The strong protection of secured parties under pledge agreements governed by the Luxembourg law of August 5th 2005 on financial collateral arrangements, as amended, (the “Collateral Law”) has been further reinforced by the Luxembourg court of appeal (Cour d’Appel) (the “Court”), which confirmed in a judgment rendered on May 16th 2018 (No. 63/18, No. 39827) and published in the Journal des Tribunaux de Luxembourg (issue No. 60) on December 5th 2018 that the enforcement of a pledge agreement by way of a private sale cannot be reversed even if successfully challenged in court.
The Court gave its judgment in a situation where the appellant party being the insolvency receiver (curateur de la faillite de la société) (the “Appellant”) contested the legal validity of a share purchase agreement by which the pledgee sold the shares of the pledged company (the “SPA”) for a price of 4 euros (in total). Firstly, the Appellant invoked the inapplicability of the Collateral Law to this SPA for not qualifying as a collateral arrangement itself. Secondly, it further claimed that the SPA concluded for a very low price (vil prix) was fraudulent, which should make the SPA null and void under i) Article 445 of the Luxembourg Code de commerce applicable to insolvency proceedings, or ii) Article 931 of the Luxembourg Code civil related to donations, or finally iii) the general principle of law fraus omnia corrumpit (fraud invalidates everything).

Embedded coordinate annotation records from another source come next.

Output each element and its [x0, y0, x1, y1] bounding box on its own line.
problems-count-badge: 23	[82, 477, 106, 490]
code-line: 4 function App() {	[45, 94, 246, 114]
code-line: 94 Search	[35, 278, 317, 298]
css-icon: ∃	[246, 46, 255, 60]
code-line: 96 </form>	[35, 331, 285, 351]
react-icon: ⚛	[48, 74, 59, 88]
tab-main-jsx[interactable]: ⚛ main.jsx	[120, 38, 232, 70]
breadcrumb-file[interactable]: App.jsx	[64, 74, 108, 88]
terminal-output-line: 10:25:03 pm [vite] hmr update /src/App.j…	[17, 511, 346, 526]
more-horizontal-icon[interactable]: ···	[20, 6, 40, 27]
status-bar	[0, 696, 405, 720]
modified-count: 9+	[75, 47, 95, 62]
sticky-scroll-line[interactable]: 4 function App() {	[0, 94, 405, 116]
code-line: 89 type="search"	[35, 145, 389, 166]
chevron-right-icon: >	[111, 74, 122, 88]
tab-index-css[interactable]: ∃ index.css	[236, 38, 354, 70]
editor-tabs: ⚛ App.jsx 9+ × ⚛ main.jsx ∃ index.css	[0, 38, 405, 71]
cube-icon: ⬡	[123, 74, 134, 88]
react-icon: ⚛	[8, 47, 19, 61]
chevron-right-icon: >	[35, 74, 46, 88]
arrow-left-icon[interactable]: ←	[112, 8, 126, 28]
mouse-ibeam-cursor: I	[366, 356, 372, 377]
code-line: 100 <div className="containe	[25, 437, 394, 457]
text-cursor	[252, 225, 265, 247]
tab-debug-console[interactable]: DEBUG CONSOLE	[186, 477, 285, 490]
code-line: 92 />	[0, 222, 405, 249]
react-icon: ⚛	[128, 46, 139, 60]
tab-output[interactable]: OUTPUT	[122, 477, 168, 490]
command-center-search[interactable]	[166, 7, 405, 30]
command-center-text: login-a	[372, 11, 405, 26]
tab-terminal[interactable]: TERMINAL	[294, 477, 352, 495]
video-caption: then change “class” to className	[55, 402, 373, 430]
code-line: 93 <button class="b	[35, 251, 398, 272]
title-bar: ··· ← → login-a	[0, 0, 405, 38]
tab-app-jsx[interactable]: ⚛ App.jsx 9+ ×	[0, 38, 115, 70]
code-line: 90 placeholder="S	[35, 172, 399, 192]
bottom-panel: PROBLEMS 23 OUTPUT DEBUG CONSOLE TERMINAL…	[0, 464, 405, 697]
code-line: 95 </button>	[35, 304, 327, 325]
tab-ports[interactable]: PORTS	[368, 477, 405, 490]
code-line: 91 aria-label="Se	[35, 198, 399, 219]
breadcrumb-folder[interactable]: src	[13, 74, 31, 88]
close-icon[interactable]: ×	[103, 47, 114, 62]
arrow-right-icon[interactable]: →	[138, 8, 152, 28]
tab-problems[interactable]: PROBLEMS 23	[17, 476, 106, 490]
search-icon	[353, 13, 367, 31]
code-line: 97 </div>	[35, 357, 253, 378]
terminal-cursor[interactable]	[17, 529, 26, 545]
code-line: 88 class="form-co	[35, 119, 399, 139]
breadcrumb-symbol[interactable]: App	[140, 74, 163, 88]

Based on this factual matrix, the Court held:
- firstly, that the exemption from the provisions of the Code de commerce applicable to insolvency proceedings (in particular the hardening period rules) provided for by Article 20 (4) of the Collateral Law applies not only to collateral arrangement governed by the Collateral Law (such as a pledge agreement) but also to any action taken to enforce the collateral arrangement, such as the SPA in the case at hand;
- secondly, that the general rules on nullity of contracts are not applicable to actions covered under the Collateral Law;
- thirdly, that even if the enforcement of the pledge agreement by way of a private sale does not take place under the normal commercial conditions (conditions normales du marchés i.e., market value) as it must under Article 11 b) of the Collateral Law, the only remedy available is damages and not nullity, even in case of fraud.